Fat : Protein price ratios

With the fall in SMP prices relative to butter over the past number of weeks, the fat:protein price ratio has continued to move higher, reaching it’s highest level this year at 74% and getting very close to the five year high of 77%. Relatively strong EU domestic consumption for fat, with stronger sales of butter and other full fat products has helped provide support on the fat side, while SMP has moved back to intervention levels.

Grains

Grain markets found a bid and shot higher on the back of a sharply lower USD Thursday.  The trade didn’t much care that weekly export sales fell on the low end of expectations for corn and soybeans and below expectations for soybean meal.  The dollar decline was the driver. And the dollar is recovering a bit this morning already.  There's just not a whole lot to get excited about for grains right now.  However it should be noted that there is more room to the upside in lieu of both corn and beans taking out minor technical resistance levels, which opens the trade up to explore higher prices and challenge longer term moving averages to the north.
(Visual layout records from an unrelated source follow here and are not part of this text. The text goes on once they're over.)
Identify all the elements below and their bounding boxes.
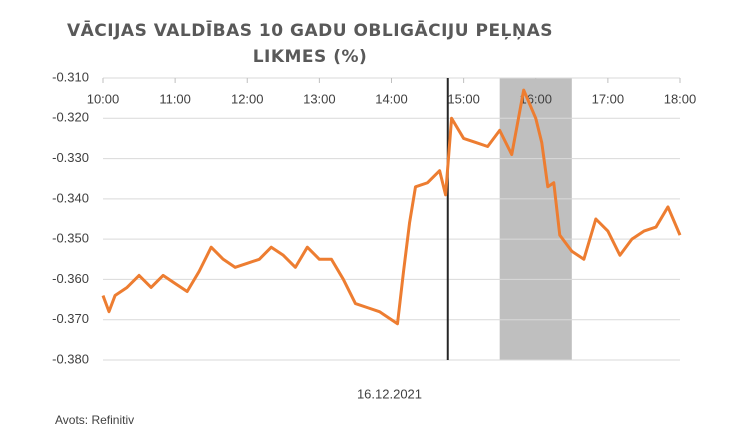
x-tick-label: 10:00 bbox=[87, 91, 120, 106]
y-tick-label: -0.380 bbox=[52, 351, 89, 366]
x-tick-label: 12:00 bbox=[231, 91, 264, 106]
x-tick-label: 11:00 bbox=[159, 91, 191, 106]
chart-title: VĀCIJAS VALDĪBAS 10 GADU OBLIGĀCIJU PEĻŅ… bbox=[66, 21, 554, 67]
y-tick-label: -0.320 bbox=[52, 110, 89, 125]
y-tick-label: -0.330 bbox=[52, 150, 89, 165]
y-tick-label: -0.310 bbox=[52, 69, 89, 84]
y-tick-label: -0.350 bbox=[52, 231, 89, 246]
source-note: Avots: Refinitiv bbox=[55, 413, 135, 427]
x-tick-label: 18:00 bbox=[664, 91, 697, 106]
x-tick-label: 14:00 bbox=[375, 91, 408, 106]
x-tick-label: 13:00 bbox=[303, 91, 336, 106]
shaded-region bbox=[499, 78, 572, 360]
y-tick-label: -0.370 bbox=[52, 311, 89, 326]
y-tick-label: -0.360 bbox=[52, 271, 89, 286]
x-tick-label: 15:00 bbox=[447, 91, 480, 106]
x-tick-label: 17:00 bbox=[592, 91, 625, 106]
x-axis-label: 16.12.2021 bbox=[357, 386, 422, 401]
data-line bbox=[101, 88, 682, 326]
y-tick-label: -0.340 bbox=[52, 190, 89, 205]
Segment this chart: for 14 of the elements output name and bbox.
The United Nations FAO reported this week that its world food price index for November at 156.7 points, down 1.6% from 159.3 points in October, and the first decline in three months. The index remains less than two points above August’s six-year low.

The organization’s senior economist expects the generally stronger dollar to further pressure global food prices in coming months. The FAO also cut their 2015-16 world cereals output from 2.530 to 2.527 billion tons, with global wheat production this year down from 736.2 to 734.5 million tons.

We look for Corn, Soybeans and Wheat to open mixed.